Update (Jan 16, 2015): After the promising rains in December, things have gone back to being dry. Here is an updated chart of the water levels across the state, courtesy Fusion.net.
As most of you are aware of, California is going through one of its worst droughts in the last century. This year specifically is on record as the third worst in the last 100 years. And there is no end in sight. We do not know if this drought will end next year or in the next 50 years. All we can do is to be smart and conserve as much water as we can. Startlingly, water consumption in the state this May was 0.5% MORE than the same time last year. That does not bode well for our water conservation efforts. We obviously are not doing enough, if any. We need to do more.

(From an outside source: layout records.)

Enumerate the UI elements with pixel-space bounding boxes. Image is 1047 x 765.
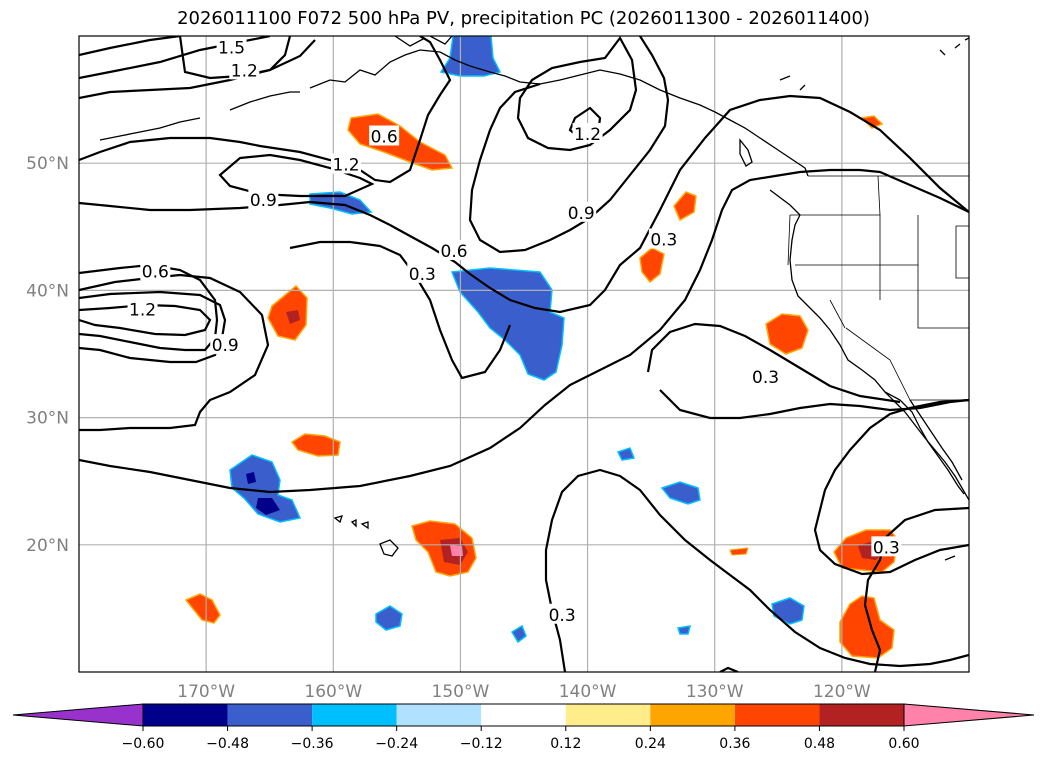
contour-label-background [572,122,603,143]
contour-label: 0.3 [650,231,677,251]
contour-label: 0.9 [250,191,277,211]
negative-precip-area [375,605,403,631]
colorbar-tick-label: −0.48 [206,736,249,752]
contour-label: 0.3 [409,265,436,285]
colorbar-tick-label: −0.60 [122,736,165,752]
longitude-tick-label: 140°W [559,682,617,702]
contour-label: 1.2 [574,125,601,145]
negative-precip-area [677,625,692,635]
colorbar-tick-label: −0.24 [375,736,418,752]
longitude-tick-label: 130°W [686,682,744,702]
contour-label: 0.6 [371,127,398,147]
longitude-tick-label: 150°W [432,682,490,702]
colorbar-tick-label: −0.12 [460,736,503,752]
positive-precip-area [290,433,341,457]
positive-precip-area [673,191,697,222]
alaska-coastline [309,49,809,177]
contour-label-background [750,365,781,386]
contour-label: 0.9 [212,336,239,356]
contour-label: 1.2 [231,61,258,81]
contour-label-background [331,153,361,174]
contour-label-background [216,36,247,57]
negative-precip-area [450,267,565,381]
map-axis-labels: 170°W 160°W 150°W 140°W 130°W 120°W 20°N 30°N 40… [26,154,871,702]
contour-label-background [229,59,260,80]
positive-precip-area [765,313,809,355]
colorbar-segment [481,704,566,726]
latitude-tick-label: 50°N [26,154,69,174]
contour-label: 0.6 [441,242,468,262]
contour-label: 1.5 [218,38,245,58]
colorbar-segment [143,704,228,726]
colorbar-segment [650,704,735,726]
negative-precip-area [660,481,701,505]
positive-precip-area [184,593,221,624]
map-plot-area: 1.51.20.61.20.90.61.20.90.60.31.20.90.30… [79,36,969,672]
negative-precip-area [229,454,302,523]
negative-precip-core [256,498,280,515]
colorbar-segment [565,704,651,726]
colorbar-segment [819,704,904,726]
contour-label: 0.9 [568,204,595,224]
map-title: 2026011100 F072 500 hPa PV, precipitatio… [177,8,870,29]
colorbar: −0.60 −0.48 −0.36 −0.24 −0.12 0.12 0.24 0.36 0.4… [12,703,1035,752]
positive-precip-area [839,595,895,659]
longitude-tick-label: 170°W [177,682,235,702]
latitude-tick-label: 30°N [26,409,69,429]
baja-coastline [884,391,965,495]
positive-precip-core [286,310,300,324]
coastlines [99,36,969,561]
contour-label-background [547,603,578,624]
contour-label-background [369,125,400,146]
contour-label-background [127,298,158,319]
latitude-tick-label: 20°N [26,536,69,556]
contour-label: 0.3 [752,368,779,388]
colorbar-segment [396,704,482,726]
contour-label-background [407,262,438,283]
contour-label-background [648,228,679,249]
colorbar-tick-label: 0.48 [804,736,835,752]
contour-label-background [871,536,902,557]
colorbar-tick-label: −0.36 [291,736,334,752]
negative-precip-core [246,472,256,484]
colorbar-frame [142,703,905,727]
contour-label: 1.2 [332,155,359,175]
positive-precip-area [729,547,749,556]
colorbar-tick-label: 0.12 [550,736,581,752]
contour-label-background [210,334,241,355]
colorbar-segment [227,704,313,726]
pv-contour-labels: 1.51.20.61.20.90.61.20.90.60.31.20.90.30… [127,36,902,626]
contour-label: 1.2 [129,300,156,320]
contour-label-background [140,260,171,281]
latitude-tick-label: 40°N [26,281,69,301]
contour-label-background [566,201,597,222]
contour-label-background [248,189,279,210]
contour-label: 0.6 [142,262,169,282]
negative-precip-area [510,624,527,644]
negative-precip-area [439,36,502,77]
longitude-tick-label: 120°W [813,682,871,702]
colorbar-segment [734,704,820,726]
colorbar-extend-high [903,703,1035,727]
hawaii-coastline [379,539,399,557]
positive-precip-area [860,115,884,129]
colorbar-segment [312,704,397,726]
positive-precip-peak [450,545,463,556]
contour-label-background [439,239,470,260]
colorbar-extend-low [12,703,144,727]
map-frame [78,35,970,673]
colorbar-tick-label: 0.36 [719,736,750,752]
contour-label: 0.3 [873,538,900,558]
us-west-coastline [789,214,969,501]
colorbar-tick-label: 0.24 [635,736,666,752]
negative-precip-area [616,447,636,461]
colorbar-tick-label: 0.60 [888,736,919,752]
contour-label: 0.3 [549,606,576,626]
longitude-tick-label: 160°W [304,682,362,702]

In my native language, Tamil, there is oft repeated phrase which is literally and figuratively the best way to describe what we can do. It goes, “Siru thuli, peru vellam” which literally translates to “Small droplets, big flood”. In this context, it means that we all need to add our droplets so we can create the flood (surplus) of water that can then be used for farming, irrigation and all other essential activities. This post is a collection of suggestions and recommendations I have picked up over the last year from blogs, articles, radio and online videos. Some of them are easy and the others take time. Either way, it will help, however long and however much it is.

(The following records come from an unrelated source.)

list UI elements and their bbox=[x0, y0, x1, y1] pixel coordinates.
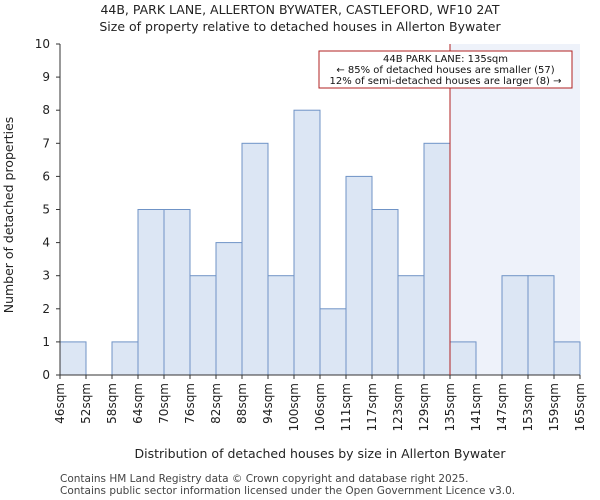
bars-group bbox=[59, 109, 581, 376]
x-tick-label: 147sqm bbox=[495, 383, 509, 431]
y-tick-label: 5 bbox=[42, 203, 50, 217]
x-tick-label: 70sqm bbox=[157, 383, 171, 424]
bar-94sqm bbox=[267, 275, 295, 376]
x-tick-label: 165sqm bbox=[573, 383, 587, 431]
x-tick-label: 117sqm bbox=[365, 383, 379, 431]
x-tick-label: 111sqm bbox=[339, 383, 353, 431]
bar-46sqm bbox=[59, 341, 87, 376]
bar-111sqm bbox=[345, 175, 373, 376]
y-tick-label: 1 bbox=[42, 335, 50, 349]
bar-106sqm bbox=[319, 308, 347, 376]
x-tick-label: 153sqm bbox=[521, 383, 535, 431]
y-tick-label: 3 bbox=[42, 269, 50, 283]
bar-70sqm bbox=[163, 209, 191, 376]
annotation-line-3: 12% of semi-detached houses are larger (… bbox=[329, 76, 561, 87]
chart-subtitle: Size of property relative to detached ho… bbox=[99, 19, 501, 34]
annotation-box bbox=[318, 50, 573, 89]
bar-117sqm bbox=[371, 209, 399, 376]
x-tick-label: 64sqm bbox=[131, 383, 145, 424]
x-tick-label: 76sqm bbox=[183, 383, 197, 424]
footer-line-1: Contains HM Land Registry data © Crown c… bbox=[60, 473, 468, 485]
y-tick-label: 4 bbox=[42, 236, 50, 250]
y-tick-label: 0 bbox=[42, 368, 50, 382]
bar-58sqm bbox=[111, 341, 139, 376]
bar-153sqm bbox=[527, 275, 555, 376]
chart-title: 44B, PARK LANE, ALLERTON BYWATER, CASTLE… bbox=[100, 2, 499, 17]
x-tick-label: 100sqm bbox=[287, 383, 301, 431]
bar-64sqm bbox=[137, 209, 165, 376]
y-tick-label: 10 bbox=[35, 37, 50, 51]
bar-82sqm bbox=[215, 242, 243, 376]
x-tick-label: 88sqm bbox=[235, 383, 249, 424]
y-axis-label: Number of detached properties bbox=[1, 117, 16, 314]
bar-76sqm bbox=[189, 275, 217, 376]
x-tick-label: 129sqm bbox=[417, 383, 431, 431]
y-tick-label: 6 bbox=[42, 169, 50, 183]
bar-147sqm bbox=[501, 275, 529, 376]
x-axis-label: Distribution of detached houses by size … bbox=[135, 446, 507, 461]
x-tick-label: 141sqm bbox=[469, 383, 483, 431]
y-tick-label: 7 bbox=[42, 136, 50, 150]
bar-159sqm bbox=[553, 341, 581, 376]
property-annotation: 44B PARK LANE: 135sqm ← 85% of detached … bbox=[318, 50, 573, 89]
x-tick-label: 135sqm bbox=[443, 383, 457, 431]
x-tick-label: 52sqm bbox=[79, 383, 93, 424]
bar-135sqm bbox=[449, 341, 477, 376]
y-tick-label: 8 bbox=[42, 103, 50, 117]
bar-88sqm bbox=[241, 142, 269, 376]
bar-100sqm bbox=[293, 109, 321, 376]
y-axis-ticks: 0 1 2 3 4 5 6 7 8 9 10 bbox=[35, 37, 60, 382]
x-tick-label: 94sqm bbox=[261, 383, 275, 424]
x-axis-ticks: 46sqm 52sqm 58sqm 64sqm 70sqm 76sqm 82sqm 88sqm… bbox=[53, 375, 587, 431]
footer-line-2: Contains public sector information licen… bbox=[60, 485, 515, 497]
x-tick-label: 82sqm bbox=[209, 383, 223, 424]
x-tick-label: 58sqm bbox=[105, 383, 119, 424]
y-tick-label: 2 bbox=[42, 302, 50, 316]
y-tick-label: 9 bbox=[42, 70, 50, 84]
annotation-line-2: ← 85% of detached houses are smaller (57… bbox=[336, 65, 554, 76]
x-tick-label: 123sqm bbox=[391, 383, 405, 431]
x-tick-label: 46sqm bbox=[53, 383, 67, 424]
annotation-line-1: 44B PARK LANE: 135sqm bbox=[383, 54, 508, 65]
x-tick-label: 106sqm bbox=[313, 383, 327, 431]
bar-123sqm bbox=[397, 275, 425, 376]
bar-129sqm bbox=[423, 142, 451, 376]
x-tick-label: 159sqm bbox=[547, 383, 561, 431]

1. Talk to your kids about it. This to me, is the biggest and most important step. Kids love water and from the minutes they take to wash their hands to coming up with interesting ways to use water, they consume a lot of it. Some of it is definitely important- like washing hands. But it doesn’t have to take a fully open tap running for 2 minutes. It could be a partially open tap running for a minute to wash one’s hands thoroughly. The best part is that kids are smart. When you explain the real problem to them, they surprisingly get it. Unlike us, they are not cynical. If they believe there is a problem, they will work hard to fix whatever they can.
2. Reuse water– wherever and whenever you can. Here is a simple way. The water we use to wash vegetables and soak our vessels prior to scrubbing them can be used to water our small plants. We have been doing this at our home for the past 4-6 months. I am definitely using far less water for my garden from the hose without compromising on how much water the plants need and get. I cant imagine all the water we could have saved all these years if we had only done this earlier.

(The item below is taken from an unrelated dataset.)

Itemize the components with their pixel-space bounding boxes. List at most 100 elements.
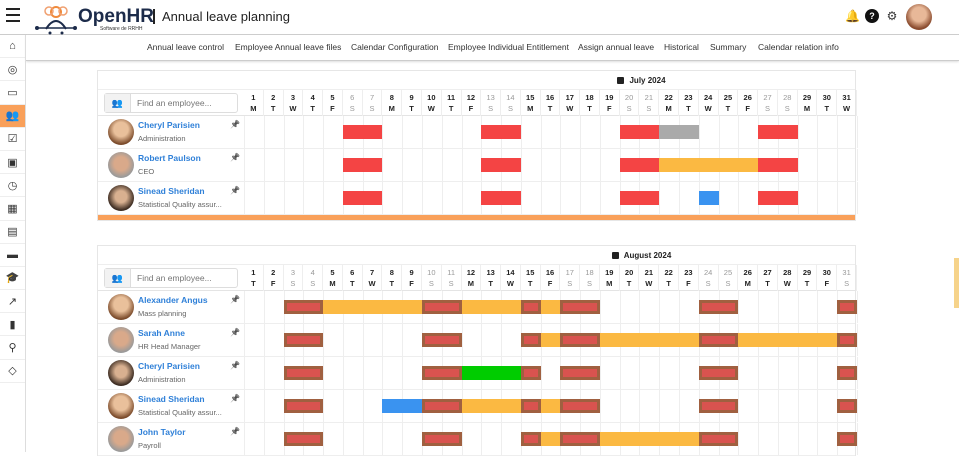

3. Turn off the sprinklers. Really. As harsh as this sounds, there is no bigger criminal in households than sprinklers. Most of them are highly inefficient. They run far longer than they should and far too often. If we can take the time to water our gardens and lawns conscious of the water scarcity, we will save a lot of water. There is also new regulation and fines in California for egregious water users. You can be fined up to $500 for wasting too much water in your front lawn or on the driveway.
4. Reduce shower time. For a lot of us, our daily showers are one of the last bastions of being alone, left to our thoughts. And as much as we love it, we take showers a tad longer than we really should. And this is an area that can result in water savings aplenty. Also consider turning the tap off while brushing your teeth.
5. Save water. Save money. The Santa Clara Water district (for local South Bay residents) offers a bunch of rebates for purchasing and committing to water sipping fixtures. This is an added financial incentive on top of our moral incentive in saving water.
6. Rethink your kitchen habits. If you take the time to examine our water use for cooking, there is so much water that can be conserved. Many of us have the habit of keeping the water on while scrubbing dishes. Of taking more water than we need to drink and tossing the remnant in the sink. Of pouring excess water away in the drain without thinking of reusing it. Each of us have our own kitchen routine that can be optimized. Small changes can be big savings in water usage over time.
7. Do what you can to reduce water in every aspect of your life where you consume or use it. Everything but the water you use to drink is within bounds for consideration. The Bay Area Water Supply and Conservation Agency (BAWSCA) has a lot of ideas on how you can conserve water. Give it a read. The EPA has a whole slew of advice on how to conserve water. Give it a read too. Many of these ideas are simple and doable in small steps.
Finally and most importantly, don’t worry about what your neighbor is doing (or not). We have a responsibility to ourselves and the people around us to be judicious with our water use. Let not someone else’s ignorance and lack of awareness discourage you from making a difference. It all counts towards something.